LaGarde General Hospital
Army Base, Lakefront, WWII
Army's LaGarde Hospital on the lakefront, New Orleans, ca. 1943.
Army base at the Lakefront - LaGarde General Hospital is in foreground.
[Thanks to Earl Doussan.]
From LaGarde Army Hospital's weekly newspaper, LaGarde Sentinel, November, 1946:

LaGarde Patients have Turkey Dinner as Day of Exodus Nears

  LaGarde General Hospital's remaining patients ate turkey for the last time Thursday at the
lakefront army institution.  By Wednesday, all of these men and women will have been moved,
preparatory to closure of the 1650-bed hospital by the government.

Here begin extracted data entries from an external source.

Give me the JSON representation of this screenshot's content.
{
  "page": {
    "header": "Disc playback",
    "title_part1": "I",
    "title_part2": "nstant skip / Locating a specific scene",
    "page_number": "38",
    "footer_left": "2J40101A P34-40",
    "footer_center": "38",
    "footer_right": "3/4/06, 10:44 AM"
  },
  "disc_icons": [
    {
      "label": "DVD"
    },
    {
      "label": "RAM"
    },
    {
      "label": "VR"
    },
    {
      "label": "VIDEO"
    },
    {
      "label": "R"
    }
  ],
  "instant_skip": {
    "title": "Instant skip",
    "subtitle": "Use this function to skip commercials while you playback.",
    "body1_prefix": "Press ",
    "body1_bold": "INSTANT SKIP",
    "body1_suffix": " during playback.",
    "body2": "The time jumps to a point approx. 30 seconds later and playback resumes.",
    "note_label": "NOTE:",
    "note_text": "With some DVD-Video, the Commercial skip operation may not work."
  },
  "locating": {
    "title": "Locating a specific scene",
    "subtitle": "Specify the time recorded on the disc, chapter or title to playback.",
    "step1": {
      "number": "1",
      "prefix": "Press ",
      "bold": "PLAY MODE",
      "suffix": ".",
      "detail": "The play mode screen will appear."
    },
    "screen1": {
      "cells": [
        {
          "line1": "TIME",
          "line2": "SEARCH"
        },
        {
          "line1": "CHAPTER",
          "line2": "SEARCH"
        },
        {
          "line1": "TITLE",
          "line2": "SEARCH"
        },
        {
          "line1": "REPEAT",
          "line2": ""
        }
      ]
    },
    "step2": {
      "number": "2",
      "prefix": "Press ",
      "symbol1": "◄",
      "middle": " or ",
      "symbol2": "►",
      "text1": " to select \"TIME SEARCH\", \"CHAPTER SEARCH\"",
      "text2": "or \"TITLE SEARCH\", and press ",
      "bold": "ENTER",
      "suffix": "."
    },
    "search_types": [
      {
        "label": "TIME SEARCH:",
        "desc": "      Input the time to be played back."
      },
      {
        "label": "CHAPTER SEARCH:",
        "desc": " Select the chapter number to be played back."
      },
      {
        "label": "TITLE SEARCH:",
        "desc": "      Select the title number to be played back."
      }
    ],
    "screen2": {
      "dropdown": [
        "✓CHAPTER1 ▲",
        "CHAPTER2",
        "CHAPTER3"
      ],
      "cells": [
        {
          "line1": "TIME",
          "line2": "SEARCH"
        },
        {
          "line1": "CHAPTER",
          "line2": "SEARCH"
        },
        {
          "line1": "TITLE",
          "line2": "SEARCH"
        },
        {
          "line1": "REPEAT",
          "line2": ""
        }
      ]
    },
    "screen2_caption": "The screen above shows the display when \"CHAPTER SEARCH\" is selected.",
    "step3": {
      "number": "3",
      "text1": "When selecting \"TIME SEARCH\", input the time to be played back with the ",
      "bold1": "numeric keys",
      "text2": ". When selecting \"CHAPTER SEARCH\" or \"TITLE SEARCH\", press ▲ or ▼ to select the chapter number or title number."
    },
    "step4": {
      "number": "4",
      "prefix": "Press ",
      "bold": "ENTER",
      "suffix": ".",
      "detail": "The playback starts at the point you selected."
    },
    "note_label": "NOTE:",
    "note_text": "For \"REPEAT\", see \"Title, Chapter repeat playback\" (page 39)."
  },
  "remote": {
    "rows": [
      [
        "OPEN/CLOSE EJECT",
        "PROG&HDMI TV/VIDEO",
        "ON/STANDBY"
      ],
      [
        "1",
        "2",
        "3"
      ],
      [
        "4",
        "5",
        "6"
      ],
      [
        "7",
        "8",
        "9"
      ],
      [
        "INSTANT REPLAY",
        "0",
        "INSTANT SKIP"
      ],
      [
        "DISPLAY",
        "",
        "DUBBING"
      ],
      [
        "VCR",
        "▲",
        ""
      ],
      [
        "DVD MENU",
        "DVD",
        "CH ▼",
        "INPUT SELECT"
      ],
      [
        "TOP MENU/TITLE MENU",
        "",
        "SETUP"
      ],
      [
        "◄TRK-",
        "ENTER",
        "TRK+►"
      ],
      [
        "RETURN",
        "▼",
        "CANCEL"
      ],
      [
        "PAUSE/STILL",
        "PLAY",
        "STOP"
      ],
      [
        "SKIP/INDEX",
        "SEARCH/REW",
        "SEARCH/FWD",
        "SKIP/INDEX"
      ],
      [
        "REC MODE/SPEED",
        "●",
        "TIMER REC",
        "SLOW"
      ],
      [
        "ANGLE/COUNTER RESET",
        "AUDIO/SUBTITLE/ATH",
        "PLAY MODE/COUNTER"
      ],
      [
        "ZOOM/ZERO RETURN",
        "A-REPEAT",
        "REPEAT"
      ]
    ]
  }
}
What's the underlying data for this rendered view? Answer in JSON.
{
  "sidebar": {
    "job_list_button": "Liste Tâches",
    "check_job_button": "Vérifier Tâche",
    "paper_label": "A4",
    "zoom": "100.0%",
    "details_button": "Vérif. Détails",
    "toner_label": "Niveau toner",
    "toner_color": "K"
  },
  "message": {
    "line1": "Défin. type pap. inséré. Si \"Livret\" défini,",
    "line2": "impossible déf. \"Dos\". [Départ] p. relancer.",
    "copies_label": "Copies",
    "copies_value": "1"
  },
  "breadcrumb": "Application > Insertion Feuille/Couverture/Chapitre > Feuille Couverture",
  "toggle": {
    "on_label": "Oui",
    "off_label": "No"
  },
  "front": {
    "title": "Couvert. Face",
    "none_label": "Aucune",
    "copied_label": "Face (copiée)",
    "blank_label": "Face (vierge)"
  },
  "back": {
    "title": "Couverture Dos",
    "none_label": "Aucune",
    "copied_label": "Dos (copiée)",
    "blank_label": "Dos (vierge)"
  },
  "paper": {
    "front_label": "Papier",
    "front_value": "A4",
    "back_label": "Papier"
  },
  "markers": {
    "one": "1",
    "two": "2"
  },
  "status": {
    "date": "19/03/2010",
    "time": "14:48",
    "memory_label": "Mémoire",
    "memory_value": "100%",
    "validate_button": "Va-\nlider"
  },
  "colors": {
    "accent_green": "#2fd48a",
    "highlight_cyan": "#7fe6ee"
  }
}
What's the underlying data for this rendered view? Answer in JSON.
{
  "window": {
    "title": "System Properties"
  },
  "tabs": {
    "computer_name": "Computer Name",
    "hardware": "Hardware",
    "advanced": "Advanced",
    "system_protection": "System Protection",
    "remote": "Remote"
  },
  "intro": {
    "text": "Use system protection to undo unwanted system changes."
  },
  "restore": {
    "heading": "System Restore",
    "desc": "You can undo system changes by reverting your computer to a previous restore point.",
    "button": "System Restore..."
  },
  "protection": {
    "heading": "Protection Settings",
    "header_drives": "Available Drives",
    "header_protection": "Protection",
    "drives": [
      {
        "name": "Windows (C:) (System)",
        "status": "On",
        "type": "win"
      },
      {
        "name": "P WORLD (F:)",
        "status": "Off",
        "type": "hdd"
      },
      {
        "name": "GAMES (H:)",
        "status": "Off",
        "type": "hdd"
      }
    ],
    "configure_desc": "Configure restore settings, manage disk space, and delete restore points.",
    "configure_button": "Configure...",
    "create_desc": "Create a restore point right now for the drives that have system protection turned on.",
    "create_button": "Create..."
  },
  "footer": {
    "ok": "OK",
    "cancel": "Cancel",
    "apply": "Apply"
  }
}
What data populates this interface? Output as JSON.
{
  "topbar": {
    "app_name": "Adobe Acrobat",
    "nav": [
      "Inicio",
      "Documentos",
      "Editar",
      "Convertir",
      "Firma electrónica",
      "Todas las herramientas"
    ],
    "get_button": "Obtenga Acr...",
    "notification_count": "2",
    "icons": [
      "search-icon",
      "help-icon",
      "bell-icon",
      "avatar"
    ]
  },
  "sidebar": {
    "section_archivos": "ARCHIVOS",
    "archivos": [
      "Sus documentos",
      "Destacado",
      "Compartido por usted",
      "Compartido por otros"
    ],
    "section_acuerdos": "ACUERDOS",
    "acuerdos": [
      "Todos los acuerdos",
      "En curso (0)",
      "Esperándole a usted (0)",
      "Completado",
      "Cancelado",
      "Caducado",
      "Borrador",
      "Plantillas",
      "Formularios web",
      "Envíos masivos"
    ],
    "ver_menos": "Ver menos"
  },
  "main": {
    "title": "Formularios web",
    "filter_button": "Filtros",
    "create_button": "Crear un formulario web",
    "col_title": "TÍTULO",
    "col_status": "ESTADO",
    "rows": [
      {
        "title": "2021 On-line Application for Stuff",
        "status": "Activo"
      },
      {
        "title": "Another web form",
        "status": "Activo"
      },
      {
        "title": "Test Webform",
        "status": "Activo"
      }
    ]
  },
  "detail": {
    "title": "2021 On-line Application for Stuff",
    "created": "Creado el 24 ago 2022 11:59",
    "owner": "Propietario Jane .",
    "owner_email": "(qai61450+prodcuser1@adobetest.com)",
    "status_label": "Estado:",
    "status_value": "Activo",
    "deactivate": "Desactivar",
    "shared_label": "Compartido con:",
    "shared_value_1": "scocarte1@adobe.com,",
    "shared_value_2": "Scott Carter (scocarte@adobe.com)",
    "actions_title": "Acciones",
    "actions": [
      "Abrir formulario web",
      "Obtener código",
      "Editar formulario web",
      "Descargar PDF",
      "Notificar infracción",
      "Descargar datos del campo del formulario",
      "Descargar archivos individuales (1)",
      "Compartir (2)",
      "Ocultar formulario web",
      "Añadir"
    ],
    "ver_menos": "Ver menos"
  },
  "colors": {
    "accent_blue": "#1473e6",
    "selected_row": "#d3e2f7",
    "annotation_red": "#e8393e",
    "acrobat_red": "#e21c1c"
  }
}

 Even as the huge medical establishment was about to close its doors, there was need in the
city for hospital beds, since all of the city's private and public institutions are full.
 Mass exodus of the remaining patients at LaGarde Hospital starts on Sunday, when 188 will be
transferred to the Kennedy General Hospital at Memphis, Tennessee, according to Lieutenant
Arthur R. Posner, public relations officer.
 Miles of corridors on the 105-acre tract, developed as an army hospital in 1941, were almost
empty Thursday and base personnel was given a half-holiday in observance of Thanksgiving Day.
 "The only official word we have received," Lieutenant Posner said, "is that all of our patients
are to be cleared out by November 28 - next Wednesday."
 Furniture bought and paid for by the base officers will be auctioned off today at a public sale for
the officers, the public relations officer disclosed.  These furnishings had been used in the base
officers' club, he said.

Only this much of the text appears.